Like many who own a Kindle, I have been known to download a lot of books with no interest in reading them because they are free. You know, just in case. When searching through a forum I grabbed this one despite, or maybe because, the author was quite obviously sock-puppeting (shut up Microsoft, it is a word!) to push his self-published book. Stuck in town; and with nothing but my phone’s Kindle app handy, I fired it up and gave it a fair go. I made it half way.
The author has some basic story teller abilities. While very trite, the quality of the ideas behind this book would hold up as a simplistic, by-the-numbers young adult book. After all, this is not the first author to use the farm boy who takes on his destiny trope. There was even an early scene involving a predator leaping right into a time-status field that was pretty intriguing.
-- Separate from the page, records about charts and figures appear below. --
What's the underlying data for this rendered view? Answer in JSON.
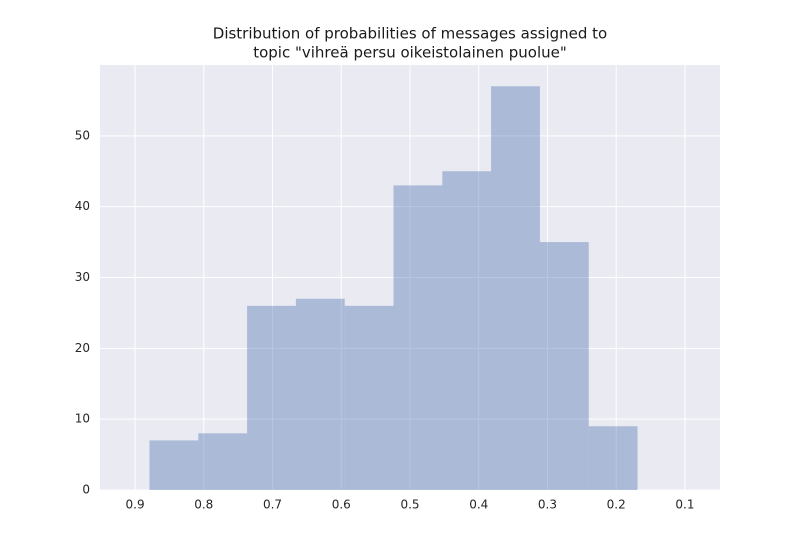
{
  "chart_data": {
    "type": "histogram",
    "title": [
      "Distribution of probabilities of messages assigned to",
      "topic \"vihreä persu oikeistolainen puolue\""
    ],
    "bins": [
      0.879,
      0.808,
      0.737,
      0.666,
      0.595,
      0.524,
      0.453,
      0.382,
      0.311,
      0.24,
      0.169
    ],
    "values": [
      7,
      8,
      26,
      27,
      26,
      43,
      45,
      57,
      35,
      9
    ],
    "color": "#4c72b0",
    "xlim": [
      0.951,
      0.049
    ],
    "xticks": [
      0.9,
      0.8,
      0.7,
      0.6,
      0.5,
      0.4,
      0.3,
      0.2,
      0.1
    ],
    "ylim": [
      0,
      60
    ],
    "yticks": [
      0,
      10,
      20,
      30,
      40,
      50
    ],
    "grid": true
  }
}
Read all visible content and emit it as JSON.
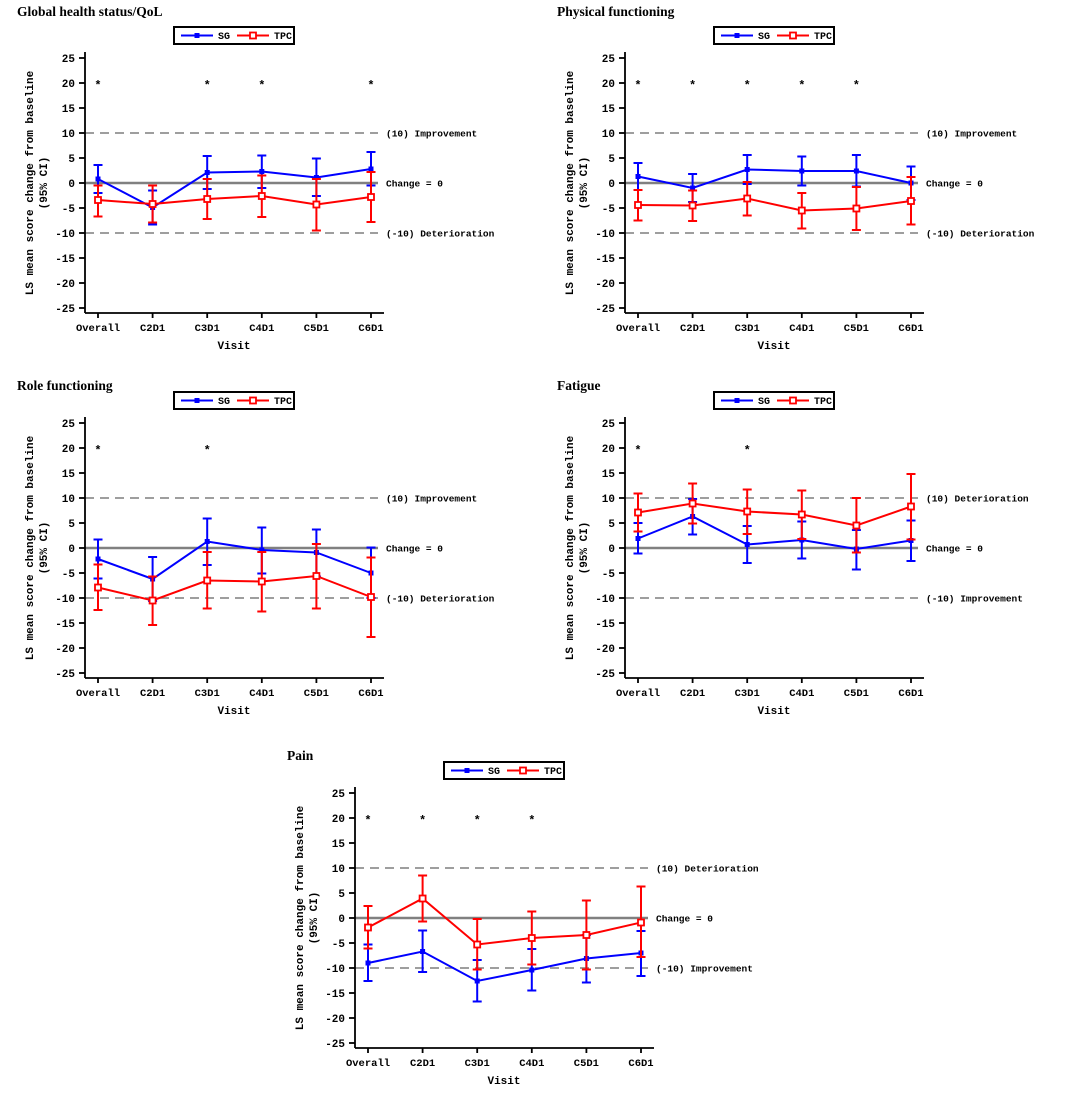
{
  "significance_marker": "*",
  "axes": {
    "ylabel_line1": "LS mean score change from baseline",
    "ylabel_line2": "(95% CI)",
    "xlabel": "Visit",
    "ylim": [
      -25,
      25
    ],
    "yticks": [
      25,
      20,
      15,
      10,
      5,
      0,
      -5,
      -10,
      -15,
      -20,
      -25
    ],
    "categories": [
      "Overall",
      "C2D1",
      "C3D1",
      "C4D1",
      "C5D1",
      "C6D1"
    ],
    "legend_position": "top-center",
    "grid": false
  },
  "colors": {
    "sg": "#0000FF",
    "tpc": "#FF0000",
    "zero_line": "#808080",
    "reference_line": "#7F7F7F",
    "text": "#000000",
    "background": "#FFFFFF"
  },
  "chart_data": [
    {
      "type": "line",
      "title": "Global health status/QoL",
      "xlabel": "Visit",
      "ylabel": "LS mean score change from baseline (95% CI)",
      "ylim": [
        -25,
        25
      ],
      "yticks": [
        25,
        20,
        15,
        10,
        5,
        0,
        -5,
        -10,
        -15,
        -20,
        -25
      ],
      "categories": [
        "Overall",
        "C2D1",
        "C3D1",
        "C4D1",
        "C5D1",
        "C6D1"
      ],
      "reference_lines": [
        {
          "value": 10,
          "style": "dashed",
          "label": "(10) Improvement"
        },
        {
          "value": 0,
          "style": "solid",
          "label": "Change = 0"
        },
        {
          "value": -10,
          "style": "dashed",
          "label": "(-10) Deterioration"
        }
      ],
      "asterisk_y": 20,
      "asterisk_categories": [
        "Overall",
        "C3D1",
        "C4D1",
        "C6D1"
      ],
      "series": [
        {
          "name": "SG",
          "color": "#0000FF",
          "marker": "filled-square",
          "values": [
            0.8,
            -4.9,
            2.1,
            2.3,
            1.1,
            2.8
          ],
          "ci_low": [
            -2.0,
            -8.3,
            -1.2,
            -1.0,
            -2.6,
            -0.5
          ],
          "ci_high": [
            3.6,
            -1.5,
            5.4,
            5.5,
            4.9,
            6.2
          ]
        },
        {
          "name": "TPC",
          "color": "#FF0000",
          "marker": "open-square",
          "values": [
            -3.4,
            -4.2,
            -3.2,
            -2.6,
            -4.3,
            -2.8
          ],
          "ci_low": [
            -6.7,
            -7.9,
            -7.2,
            -6.8,
            -9.5,
            -7.8
          ],
          "ci_high": [
            -0.5,
            -0.5,
            0.8,
            1.5,
            0.8,
            2.2
          ]
        }
      ]
    },
    {
      "type": "line",
      "title": "Physical functioning",
      "xlabel": "Visit",
      "ylabel": "LS mean score change from baseline (95% CI)",
      "ylim": [
        -25,
        25
      ],
      "yticks": [
        25,
        20,
        15,
        10,
        5,
        0,
        -5,
        -10,
        -15,
        -20,
        -25
      ],
      "categories": [
        "Overall",
        "C2D1",
        "C3D1",
        "C4D1",
        "C5D1",
        "C6D1"
      ],
      "reference_lines": [
        {
          "value": 10,
          "style": "dashed",
          "label": "(10) Improvement"
        },
        {
          "value": 0,
          "style": "solid",
          "label": "Change = 0"
        },
        {
          "value": -10,
          "style": "dashed",
          "label": "(-10) Deterioration"
        }
      ],
      "asterisk_y": 20,
      "asterisk_categories": [
        "Overall",
        "C2D1",
        "C3D1",
        "C4D1",
        "C5D1"
      ],
      "series": [
        {
          "name": "SG",
          "color": "#0000FF",
          "marker": "filled-square",
          "values": [
            1.3,
            -1.0,
            2.7,
            2.4,
            2.4,
            0.0
          ],
          "ci_low": [
            -1.4,
            -3.8,
            -0.2,
            -0.5,
            -0.7,
            -3.4
          ],
          "ci_high": [
            4.0,
            1.8,
            5.6,
            5.3,
            5.6,
            3.3
          ]
        },
        {
          "name": "TPC",
          "color": "#FF0000",
          "marker": "open-square",
          "values": [
            -4.4,
            -4.5,
            -3.1,
            -5.5,
            -5.1,
            -3.6
          ],
          "ci_low": [
            -7.5,
            -7.6,
            -6.5,
            -9.1,
            -9.4,
            -8.3
          ],
          "ci_high": [
            -1.4,
            -1.5,
            0.2,
            -2.0,
            -0.8,
            1.2
          ]
        }
      ]
    },
    {
      "type": "line",
      "title": "Role functioning",
      "xlabel": "Visit",
      "ylabel": "LS mean score change from baseline (95% CI)",
      "ylim": [
        -25,
        25
      ],
      "yticks": [
        25,
        20,
        15,
        10,
        5,
        0,
        -5,
        -10,
        -15,
        -20,
        -25
      ],
      "categories": [
        "Overall",
        "C2D1",
        "C3D1",
        "C4D1",
        "C5D1",
        "C6D1"
      ],
      "reference_lines": [
        {
          "value": 10,
          "style": "dashed",
          "label": "(10) Improvement"
        },
        {
          "value": 0,
          "style": "solid",
          "label": "Change = 0"
        },
        {
          "value": -10,
          "style": "dashed",
          "label": "(-10) Deterioration"
        }
      ],
      "asterisk_y": 20,
      "asterisk_categories": [
        "Overall",
        "C3D1"
      ],
      "series": [
        {
          "name": "SG",
          "color": "#0000FF",
          "marker": "filled-square",
          "values": [
            -2.2,
            -6.2,
            1.3,
            -0.4,
            -0.9,
            -5.0
          ],
          "ci_low": [
            -6.1,
            -10.6,
            -3.4,
            -5.1,
            -5.7,
            -10.0
          ],
          "ci_high": [
            1.7,
            -1.8,
            5.9,
            4.1,
            3.7,
            0.1
          ]
        },
        {
          "name": "TPC",
          "color": "#FF0000",
          "marker": "open-square",
          "values": [
            -7.9,
            -10.5,
            -6.5,
            -6.7,
            -5.6,
            -9.8
          ],
          "ci_low": [
            -12.4,
            -15.4,
            -12.1,
            -12.7,
            -12.1,
            -17.8
          ],
          "ci_high": [
            -3.3,
            -5.7,
            -0.8,
            -0.8,
            0.8,
            -1.9
          ]
        }
      ]
    },
    {
      "type": "line",
      "title": "Fatigue",
      "xlabel": "Visit",
      "ylabel": "LS mean score change from baseline (95% CI)",
      "ylim": [
        -25,
        25
      ],
      "yticks": [
        25,
        20,
        15,
        10,
        5,
        0,
        -5,
        -10,
        -15,
        -20,
        -25
      ],
      "categories": [
        "Overall",
        "C2D1",
        "C3D1",
        "C4D1",
        "C5D1",
        "C6D1"
      ],
      "reference_lines": [
        {
          "value": 10,
          "style": "dashed",
          "label": "(10) Deterioration"
        },
        {
          "value": 0,
          "style": "solid",
          "label": "Change = 0"
        },
        {
          "value": -10,
          "style": "dashed",
          "label": "(-10) Improvement"
        }
      ],
      "asterisk_y": 20,
      "asterisk_categories": [
        "Overall",
        "C3D1"
      ],
      "series": [
        {
          "name": "SG",
          "color": "#0000FF",
          "marker": "filled-square",
          "values": [
            1.9,
            6.3,
            0.7,
            1.6,
            -0.2,
            1.5
          ],
          "ci_low": [
            -1.1,
            2.7,
            -3.0,
            -2.1,
            -4.3,
            -2.6
          ],
          "ci_high": [
            5.0,
            9.8,
            4.4,
            5.3,
            3.6,
            5.5
          ]
        },
        {
          "name": "TPC",
          "color": "#FF0000",
          "marker": "open-square",
          "values": [
            7.1,
            8.9,
            7.3,
            6.7,
            4.5,
            8.3
          ],
          "ci_low": [
            3.3,
            4.9,
            2.8,
            1.8,
            -0.9,
            1.7
          ],
          "ci_high": [
            10.9,
            12.9,
            11.7,
            11.5,
            10.0,
            14.8
          ]
        }
      ]
    },
    {
      "type": "line",
      "title": "Pain",
      "xlabel": "Visit",
      "ylabel": "LS mean score change from baseline (95% CI)",
      "ylim": [
        -25,
        25
      ],
      "yticks": [
        25,
        20,
        15,
        10,
        5,
        0,
        -5,
        -10,
        -15,
        -20,
        -25
      ],
      "categories": [
        "Overall",
        "C2D1",
        "C3D1",
        "C4D1",
        "C5D1",
        "C6D1"
      ],
      "reference_lines": [
        {
          "value": 10,
          "style": "dashed",
          "label": "(10) Deterioration"
        },
        {
          "value": 0,
          "style": "solid",
          "label": "Change = 0"
        },
        {
          "value": -10,
          "style": "dashed",
          "label": "(-10) Improvement"
        }
      ],
      "asterisk_y": 20,
      "asterisk_categories": [
        "Overall",
        "C2D1",
        "C3D1",
        "C4D1"
      ],
      "series": [
        {
          "name": "SG",
          "color": "#0000FF",
          "marker": "filled-square",
          "values": [
            -9.0,
            -6.7,
            -12.6,
            -10.4,
            -8.1,
            -7.0
          ],
          "ci_low": [
            -12.6,
            -10.8,
            -16.7,
            -14.5,
            -12.9,
            -11.6
          ],
          "ci_high": [
            -5.3,
            -2.5,
            -8.4,
            -6.2,
            -3.4,
            -2.6
          ]
        },
        {
          "name": "TPC",
          "color": "#FF0000",
          "marker": "open-square",
          "values": [
            -1.9,
            3.9,
            -5.3,
            -4.0,
            -3.4,
            -0.9
          ],
          "ci_low": [
            -6.1,
            -0.7,
            -10.3,
            -9.3,
            -10.3,
            -7.8
          ],
          "ci_high": [
            2.4,
            8.5,
            -0.2,
            1.3,
            3.5,
            6.3
          ]
        }
      ]
    }
  ]
}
But without some serious work the book will appeal to almost nobody. A recap of the beginning is in order. Orphaned shepherd Zam meets mysterious man, who passes on A QUEST then disappears while Zam’s head is turned. He is then freed from his masters service by the master’s son, because the son had a dream and knows he should have been nicer the young shepherd. Zam heads north, with no knowledge of what his quest really is. He enters a town where he actual mentions to the first person he meets that he is on A QUEST. After one day of archery practice(because he knows nothing about archery or sword work) he decides to take on a dragon. Guess if he succeeds, I will wait.
The simplistic plot is problematic, but not the real issue. I would have continued reading if the plot was simple but decently written. But the dialog was terrible. The main character spoke to himself, out loud, in completely unbelievable ways. Example, on his way to save yet another damsel in distress he is saved from one predator by another. His first thought? “Were it not for that bird, I would be dead now, and Raine would never be rescued.” No time for a “whew,” our Gary Stu Good Boy only thinks of others.
Every single character had ESP or something like it as well. Almost no conversation between characters didn’t involve them ‘just knowing’ some important detail about the future or the past. A young girl KNOWS Zam is going to save her later, Zam paints a families lost daughter while trying to paint her mother, and old man can JUST TELL that Zam is trustworthy when first meeting him. I could keep listing examples.
Lastly, this paragraph… will be written… as every paragraph in the entire book was… that is with excess… punctuation.. and pauses for effect.
Wrote more than I meant to for a DNF, but that is because there was enough there to prove the author could have something here. As I said, with a lot of reworking the plot would make a good, easy read YA book. But as is, it was not ready for release.